A cet instant, les yeux de la petite blonde se remplirent de larmes pour la centième fois de la journée au moins mais elle savait que si cette fois elle pleurait, elle ne pourrait plus s'arrêter, elle savait que si elle commençait, ça sonnerait l'arrêt de sa respiration, une fissure dans sa vie, un mal-être qui la suivrait longtemps. Elle supplia sa mère du regard de lui dire la vérité et elle fut apparemment assez convaincante puisqu'elle vit sa génitrice inspirer profondément avant de se lancer.

« — Finn à été retrouvé enseveli sous la neige.

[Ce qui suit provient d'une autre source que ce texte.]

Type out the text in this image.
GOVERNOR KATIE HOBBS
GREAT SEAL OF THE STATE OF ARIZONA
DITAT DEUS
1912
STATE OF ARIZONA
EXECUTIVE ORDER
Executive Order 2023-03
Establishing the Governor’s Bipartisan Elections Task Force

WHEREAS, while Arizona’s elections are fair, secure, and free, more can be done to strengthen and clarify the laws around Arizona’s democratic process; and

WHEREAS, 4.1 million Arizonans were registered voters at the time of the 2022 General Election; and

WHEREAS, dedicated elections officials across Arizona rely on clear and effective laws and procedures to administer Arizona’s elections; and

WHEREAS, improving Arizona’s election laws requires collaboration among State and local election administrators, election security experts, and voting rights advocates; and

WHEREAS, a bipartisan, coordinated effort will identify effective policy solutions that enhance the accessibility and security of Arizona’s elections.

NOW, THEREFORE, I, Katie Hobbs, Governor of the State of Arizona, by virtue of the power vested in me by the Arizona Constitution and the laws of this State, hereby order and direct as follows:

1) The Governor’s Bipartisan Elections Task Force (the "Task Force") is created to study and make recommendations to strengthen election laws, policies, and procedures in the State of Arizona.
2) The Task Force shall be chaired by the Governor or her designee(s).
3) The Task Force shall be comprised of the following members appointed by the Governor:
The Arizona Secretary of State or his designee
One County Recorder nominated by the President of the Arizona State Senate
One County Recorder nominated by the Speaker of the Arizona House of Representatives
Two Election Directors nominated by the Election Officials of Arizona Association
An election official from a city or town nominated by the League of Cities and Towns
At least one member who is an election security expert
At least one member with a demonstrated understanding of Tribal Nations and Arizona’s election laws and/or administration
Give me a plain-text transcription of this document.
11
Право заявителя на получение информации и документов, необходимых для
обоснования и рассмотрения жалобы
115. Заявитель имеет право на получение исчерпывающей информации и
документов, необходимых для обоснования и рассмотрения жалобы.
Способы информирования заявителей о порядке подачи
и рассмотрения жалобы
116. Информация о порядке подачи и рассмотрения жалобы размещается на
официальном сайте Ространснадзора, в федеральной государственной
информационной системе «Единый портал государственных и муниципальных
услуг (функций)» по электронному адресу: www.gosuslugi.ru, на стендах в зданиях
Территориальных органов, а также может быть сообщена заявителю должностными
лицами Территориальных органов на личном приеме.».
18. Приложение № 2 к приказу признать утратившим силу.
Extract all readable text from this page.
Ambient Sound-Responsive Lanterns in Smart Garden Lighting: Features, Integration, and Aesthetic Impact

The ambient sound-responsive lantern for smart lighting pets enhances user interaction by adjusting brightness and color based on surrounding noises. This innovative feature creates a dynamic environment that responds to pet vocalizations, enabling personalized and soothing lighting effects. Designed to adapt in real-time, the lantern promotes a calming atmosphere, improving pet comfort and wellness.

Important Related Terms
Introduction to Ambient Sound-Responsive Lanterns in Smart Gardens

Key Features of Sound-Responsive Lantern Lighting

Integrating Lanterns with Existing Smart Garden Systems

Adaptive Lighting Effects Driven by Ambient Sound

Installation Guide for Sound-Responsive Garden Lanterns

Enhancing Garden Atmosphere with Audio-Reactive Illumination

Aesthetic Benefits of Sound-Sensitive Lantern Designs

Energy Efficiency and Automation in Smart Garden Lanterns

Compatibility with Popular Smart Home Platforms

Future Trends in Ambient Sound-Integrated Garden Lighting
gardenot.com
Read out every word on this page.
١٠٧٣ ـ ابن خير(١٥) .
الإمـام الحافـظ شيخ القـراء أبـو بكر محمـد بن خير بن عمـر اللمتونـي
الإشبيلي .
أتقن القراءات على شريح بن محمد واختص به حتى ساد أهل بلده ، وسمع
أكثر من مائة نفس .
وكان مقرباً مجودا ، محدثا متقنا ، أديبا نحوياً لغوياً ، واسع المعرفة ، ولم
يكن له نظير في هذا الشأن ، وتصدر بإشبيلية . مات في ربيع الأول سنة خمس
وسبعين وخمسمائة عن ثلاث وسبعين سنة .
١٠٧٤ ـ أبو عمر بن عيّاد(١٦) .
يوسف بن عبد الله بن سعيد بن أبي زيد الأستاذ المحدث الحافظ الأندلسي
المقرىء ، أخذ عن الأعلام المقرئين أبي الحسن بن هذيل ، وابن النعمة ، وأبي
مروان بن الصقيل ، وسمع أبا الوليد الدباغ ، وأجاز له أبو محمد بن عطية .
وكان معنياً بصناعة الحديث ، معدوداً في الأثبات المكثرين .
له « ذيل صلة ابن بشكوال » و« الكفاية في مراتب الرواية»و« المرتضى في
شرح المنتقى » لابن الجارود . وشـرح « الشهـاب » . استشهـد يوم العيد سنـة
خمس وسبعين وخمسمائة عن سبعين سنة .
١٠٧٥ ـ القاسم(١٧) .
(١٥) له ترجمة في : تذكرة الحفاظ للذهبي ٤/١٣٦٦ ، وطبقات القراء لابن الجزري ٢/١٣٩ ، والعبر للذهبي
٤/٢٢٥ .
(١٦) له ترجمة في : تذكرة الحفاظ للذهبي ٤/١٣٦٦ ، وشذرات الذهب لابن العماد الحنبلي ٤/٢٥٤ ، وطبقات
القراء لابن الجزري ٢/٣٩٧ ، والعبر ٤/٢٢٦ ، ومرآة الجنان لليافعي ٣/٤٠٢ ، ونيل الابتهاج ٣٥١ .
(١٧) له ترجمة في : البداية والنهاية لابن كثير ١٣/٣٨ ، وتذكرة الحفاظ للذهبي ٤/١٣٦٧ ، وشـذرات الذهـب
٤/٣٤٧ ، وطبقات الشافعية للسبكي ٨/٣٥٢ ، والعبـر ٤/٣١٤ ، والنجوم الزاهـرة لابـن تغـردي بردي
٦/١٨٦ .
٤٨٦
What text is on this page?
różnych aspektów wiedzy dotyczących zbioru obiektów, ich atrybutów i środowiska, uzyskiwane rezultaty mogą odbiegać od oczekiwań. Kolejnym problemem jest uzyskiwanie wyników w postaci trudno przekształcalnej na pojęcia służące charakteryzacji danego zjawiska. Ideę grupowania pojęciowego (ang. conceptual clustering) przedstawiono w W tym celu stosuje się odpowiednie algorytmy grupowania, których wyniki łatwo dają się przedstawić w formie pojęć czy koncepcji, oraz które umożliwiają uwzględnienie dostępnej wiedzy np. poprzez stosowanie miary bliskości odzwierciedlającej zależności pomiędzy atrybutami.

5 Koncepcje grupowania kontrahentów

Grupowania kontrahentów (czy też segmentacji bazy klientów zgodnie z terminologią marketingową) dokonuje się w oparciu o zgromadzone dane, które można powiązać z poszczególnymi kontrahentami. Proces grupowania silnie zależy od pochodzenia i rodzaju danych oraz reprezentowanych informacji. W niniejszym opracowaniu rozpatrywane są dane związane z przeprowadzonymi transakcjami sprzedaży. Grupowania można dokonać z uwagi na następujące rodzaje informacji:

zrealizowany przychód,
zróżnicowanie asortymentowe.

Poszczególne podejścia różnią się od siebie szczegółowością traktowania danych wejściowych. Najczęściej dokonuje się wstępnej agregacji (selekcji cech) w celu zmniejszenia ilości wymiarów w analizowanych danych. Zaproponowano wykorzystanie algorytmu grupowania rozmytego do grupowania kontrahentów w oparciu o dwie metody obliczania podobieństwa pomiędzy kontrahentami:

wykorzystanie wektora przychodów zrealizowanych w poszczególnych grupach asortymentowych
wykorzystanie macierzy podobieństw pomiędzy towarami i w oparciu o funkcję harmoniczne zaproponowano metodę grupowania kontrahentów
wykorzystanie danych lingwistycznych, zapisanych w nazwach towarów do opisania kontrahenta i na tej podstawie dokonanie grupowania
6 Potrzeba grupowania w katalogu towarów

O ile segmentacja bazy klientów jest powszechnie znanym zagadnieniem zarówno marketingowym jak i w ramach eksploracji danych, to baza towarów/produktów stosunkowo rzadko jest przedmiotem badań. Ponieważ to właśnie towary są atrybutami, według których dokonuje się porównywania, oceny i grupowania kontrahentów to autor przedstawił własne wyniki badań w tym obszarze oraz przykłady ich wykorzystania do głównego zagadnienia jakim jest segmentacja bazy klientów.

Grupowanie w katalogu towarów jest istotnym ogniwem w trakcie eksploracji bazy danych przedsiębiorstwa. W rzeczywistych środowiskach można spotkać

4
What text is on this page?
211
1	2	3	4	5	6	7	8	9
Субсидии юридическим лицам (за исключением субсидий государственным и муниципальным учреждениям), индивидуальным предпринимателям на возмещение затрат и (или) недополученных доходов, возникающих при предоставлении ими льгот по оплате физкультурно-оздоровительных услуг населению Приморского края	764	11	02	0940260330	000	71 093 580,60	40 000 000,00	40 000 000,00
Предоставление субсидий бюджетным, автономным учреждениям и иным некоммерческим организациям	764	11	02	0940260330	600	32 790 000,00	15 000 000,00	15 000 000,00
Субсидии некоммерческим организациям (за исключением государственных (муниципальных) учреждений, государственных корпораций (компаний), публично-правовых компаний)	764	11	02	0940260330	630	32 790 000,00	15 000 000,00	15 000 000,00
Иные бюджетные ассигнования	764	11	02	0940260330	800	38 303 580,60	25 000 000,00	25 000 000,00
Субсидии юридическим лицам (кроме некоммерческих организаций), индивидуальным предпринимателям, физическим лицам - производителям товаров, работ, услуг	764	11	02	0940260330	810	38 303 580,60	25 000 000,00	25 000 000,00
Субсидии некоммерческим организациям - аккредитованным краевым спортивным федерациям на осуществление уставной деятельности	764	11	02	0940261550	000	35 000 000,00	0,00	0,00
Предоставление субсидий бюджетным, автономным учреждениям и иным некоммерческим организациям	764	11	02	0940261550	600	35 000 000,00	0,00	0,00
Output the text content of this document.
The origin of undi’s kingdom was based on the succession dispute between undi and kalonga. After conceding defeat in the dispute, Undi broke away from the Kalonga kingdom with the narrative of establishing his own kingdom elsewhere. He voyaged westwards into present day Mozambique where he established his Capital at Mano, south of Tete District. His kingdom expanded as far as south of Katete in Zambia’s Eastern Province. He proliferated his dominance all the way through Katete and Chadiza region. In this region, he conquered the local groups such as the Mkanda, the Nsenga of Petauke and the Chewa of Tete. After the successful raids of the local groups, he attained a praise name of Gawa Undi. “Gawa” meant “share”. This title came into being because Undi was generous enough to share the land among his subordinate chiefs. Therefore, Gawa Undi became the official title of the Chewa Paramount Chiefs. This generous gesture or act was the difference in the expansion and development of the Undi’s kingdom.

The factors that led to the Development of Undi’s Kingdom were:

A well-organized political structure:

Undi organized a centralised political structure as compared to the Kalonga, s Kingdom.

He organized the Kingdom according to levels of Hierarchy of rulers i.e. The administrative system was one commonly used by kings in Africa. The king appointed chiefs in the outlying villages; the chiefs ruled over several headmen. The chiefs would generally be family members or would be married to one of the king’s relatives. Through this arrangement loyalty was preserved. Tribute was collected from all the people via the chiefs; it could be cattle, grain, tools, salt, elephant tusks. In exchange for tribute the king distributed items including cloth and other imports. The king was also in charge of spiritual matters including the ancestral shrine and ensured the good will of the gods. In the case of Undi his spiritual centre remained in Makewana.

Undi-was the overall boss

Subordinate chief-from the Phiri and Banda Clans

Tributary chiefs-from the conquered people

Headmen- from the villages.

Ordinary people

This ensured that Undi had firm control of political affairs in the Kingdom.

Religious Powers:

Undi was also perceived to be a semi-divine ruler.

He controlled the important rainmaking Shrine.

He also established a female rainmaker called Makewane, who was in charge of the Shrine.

Il était trop tard chérie..

Clarke, la gorge nouée, ferma les yeux un instant puis hocha la tête, intimant à sa mère de poursuivre. En rouvrant les yeux, elle constata que les yeux de sa mère perlaient de larmes. C'est d'ailleurs d'une voix brisée que celle-ci reprit.

— Ton père.. Ton père à été empalé par un arbre en sauvant un petit garçon et une petite fille de la neige. Il est mort en héros… »

Brisée, c'est à ce moment-là que Abby Griffin mit sa main sur son visage et qu'elle s'effondra devant sa fille qui était elle-même déjà en pleurs, ne sachant comment surmonter ça. Son petit ami était mort. Son père était mort. Comment se remettre d'une telle tragédie ?

– – – – – – – – – – – – – – – – – – – – – – – – – – – – – – – – – – – – – – – – – – – – – – – – – – – – – – – – – – – – –– – – – – – – – – – – – – –

« — Clarke ? -entendait-elle au loin- Clarke, vous m'entendez, vous êtes avec moi ? »

Clarke secoua la tête, revenant au présent. Ses joues étaient mouillés, ses yeux rouges et gonflés et devant elle, une femme brune aux yeux verts qui la regardait avec une étincelle de pitié lui tendait un mouchoir. Il fallut un moment à la jeune femme pour se rappeler ou elle était, dans le bureau de la psychologue qui la suivait. Elle détestait voir la pitié dans le regard des gens seulement parce qu'elle avait perdu son père et celui qu'elle considérait auparavant comme l'amour de sa vie. Elle avait tout perdu. Tout, sauf sa mère qui se trouvait être enceinte. Elle allait avoir un petit frère ou une petite sœur qui n'aurait jamais la chance de connaître son papa. Elle-même n'aurait plus jamais l'occasion de voir son père.. Brisée, c'est une Clarke dénuée de toute émotion dans le regard qui attendit les prochains mots de sa psychologue.

« — C'est bien, vous avez été très forte, vous avez su restituer tout les éléments de l'incident survenu ce qui est un énorme pas en avant. C'est la première fois que votre mémoire se débloque ainsi. C'est une bonne chose pour nos séances, ça veut dire que vous commencez à accepter les choses, nous allons enfin pouvoir travailler sur tout ça et...

Fusillant du regard la psy face à elle, c'est une Clarke au teint blafard qui murmura quelques mots d'une voix froide, coupant l'adulte.

— Vous êtes… Vous vous trompez. Je n'accepterais jamais. Je n'oublierais jamais. Ça fera toujours aussi mal. Jamais je ne pourrais accepter ça.

La brune face à elle ignora superbement sa remarque et poursuivit.

— Pouvez-vous me dire quand tout ceci est arrivé, Clarke ?

Un blanc, une nouvelle lueur de douleur dans les yeux de la jeune fille, une douleur si puissante qu'une fille de 18 ans ne devrait jamais avoir à connaître.

— C'était il y a un mois. Tout ceci s'est passé il y a un mois. »

Une unique larme traversa la barrière des yeux de Clarke avant qu'elle ne se lève tel un automate et sorte de la pièce, aussi brisée que le mois dernier et aussi brisée qu'elle le serait le mois prochain.